James Noble ’08PH, an assistant professor of clinical neurology and the neurology clerkship director at Columbia University Medical Center, also thinks about people. Noble got the idea for Arts & Minds in the spring of 2008, after he visited programs for dementia patients at the Metropolitan Museum of Art and the Museum of Modern Art. At the time, he was a fellow in the aging and dementia program at Columbia and about to start a new position as a neurologist at Harlem Hospital Center. He knew of two dementia patients who worked as artists: both continued to pursue their work through the stages of dementia.

“I was interested in understanding how dementia patients expressed themselves through art,” Noble says. “But as soon as I got there, I realized more meaningful things were happening.” Noble saw how these programs could build, or renew, connections between patients and their caregivers and family members.

“Dementia patients would say something profound, and the family members would look at them with awe. It was as though they were thinking, 
I haven’t heard him say something like that in a long time. I got the impression that these people had probably been sitting at home idle for most of the day, and I realized what could blossom in the right context. It was a powerful moment.”

At the Met, Noble was greeted by art educator Carolyn Halpin-Healy. Noble had wanted to be a fly on the wall, but Halpin-Healy came over to him with a brush, and soon he was painting a still life with a pineapple in the style of Gauguin. In mid-2009, Noble received funding to start his own program. But that fall, the plans he’d made with another institution fell through. That’s when he called Halpin-Healy, who arranged to bring the new program to the Studio Museum. Arts & Minds has now been at the museum for more than five years, with Halpin-Healy as the executive director. Two other museums also work with Arts & Minds: El Museo del Barrio, where sessions are held in Spanish, and the New-York Historical Society.

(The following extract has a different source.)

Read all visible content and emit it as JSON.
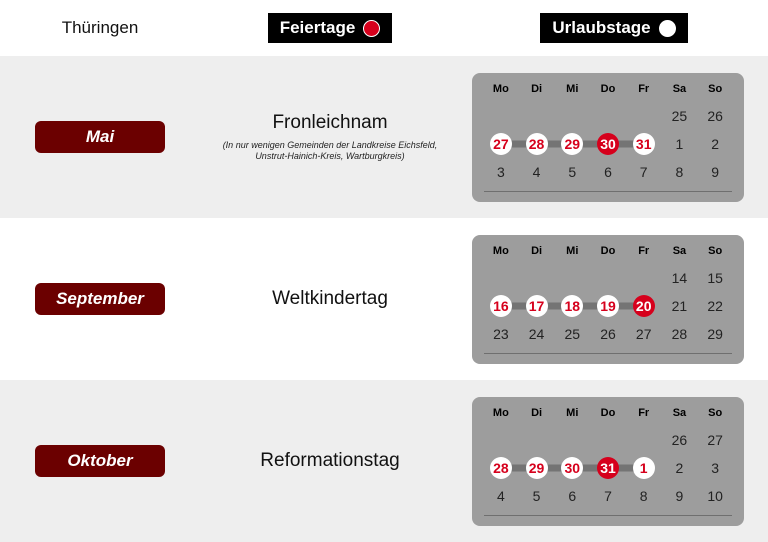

Recently, Noble and one of his students, Hannah Roberts, published a study of medical students’ perceptions of dementia patients and how students’ comfort with these patients improved after visiting Arts & Minds and a similar program at the Met. Preliminary findings from a second study suggest that the more time patients spend in these programs, “the better they and their caregivers do in psychological assessments and assessments of caregiver burden and stress.”

The goal for Arts & Minds, says Noble, is “to combat the apathy and idleness which are a part of the illness, and the sadness that develops for caregivers as they watch their loved one experience, to some degree, a loss of personhood.”

At the very least, there doesn’t seem to be much downside to engaging with art.

“Compared to some of the medications I prescribe,” Noble says, “there are relatively few potential side effects.”


James Noble is an assistant professor of neurology at the College of Physicians and Surgeons, the Taub Institute for Research on Alzheimer’s Disease and the Aging Brain, and the Gertrude H. Sergievsky Center — all at Columbia University Medical Center. In 2010, Noble cofounded the nonprofit Arts & Minds.